At the same time, disciplinary boundaries themselves are expanding, and that’s another reason field studies are becoming more than just tromps through the woods with notebooks and bug nets.
“Biology is a much different science than it was even 15 years ago,” says Nadelhoffer. “Now we have the tools of molecular genetics, which allow us a more powerful way to look at how populations interact and exchange genetic information. We’ve also made great progress in developing formal mathematical understandings of systems, so that we can actually create an ecosystem in a computer and then make predictions about how it’ll respond to different climatic variations or different human disturbances. Recently, we’ve mounted an effort to make molecular and mathematical work easier to do at the Biological Station."
For example, newly acquired instruments allow student researchers to extract, isolate and amplify DNA from organisms on site, immediately after samples are collected, rather than months later in their university laboratories. Computer facilities and Internet connectivity at the Biological Station are upgraded annually to facilitate modeling of ecological systems as well as high-speed data and information exchange.
Students seem to be responding. While field stations across the country have experienced declining enrollments in recent decades, enrollment at UMBS is up 60 percent over the past five-year average.

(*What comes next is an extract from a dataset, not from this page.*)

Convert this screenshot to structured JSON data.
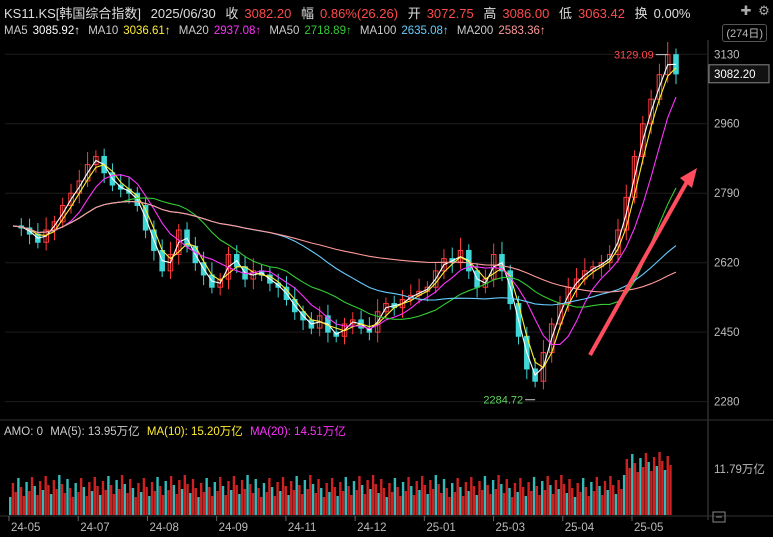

And converts like Seto are helping to spread their enthusiasm for studying in a natural setting. In class projects last summer, Seto and students attached transmitters to bats and used radio antennas and receivers to monitor their foraging habits; collected and analyzed bat guano and insect samples with a mass spectrometer and an elemental analyzer; tracked radio-collared raccoons and plotted their home ranges with specialized computer programs; trapped and released other animals and hiked through fields and forests conducting vegetation surveys.
In the process, Seto hopes her students came to appreciate the efforts of field biologists – the exertion, preparation, organization and thought that go into their work and the wealth of information that results. But she also hopes they had as much fun as she had.
"I get so excited about what I'm doing, and I hope my students saw that," Seto says. "I absolutely love field work – it's the best way to experience biology."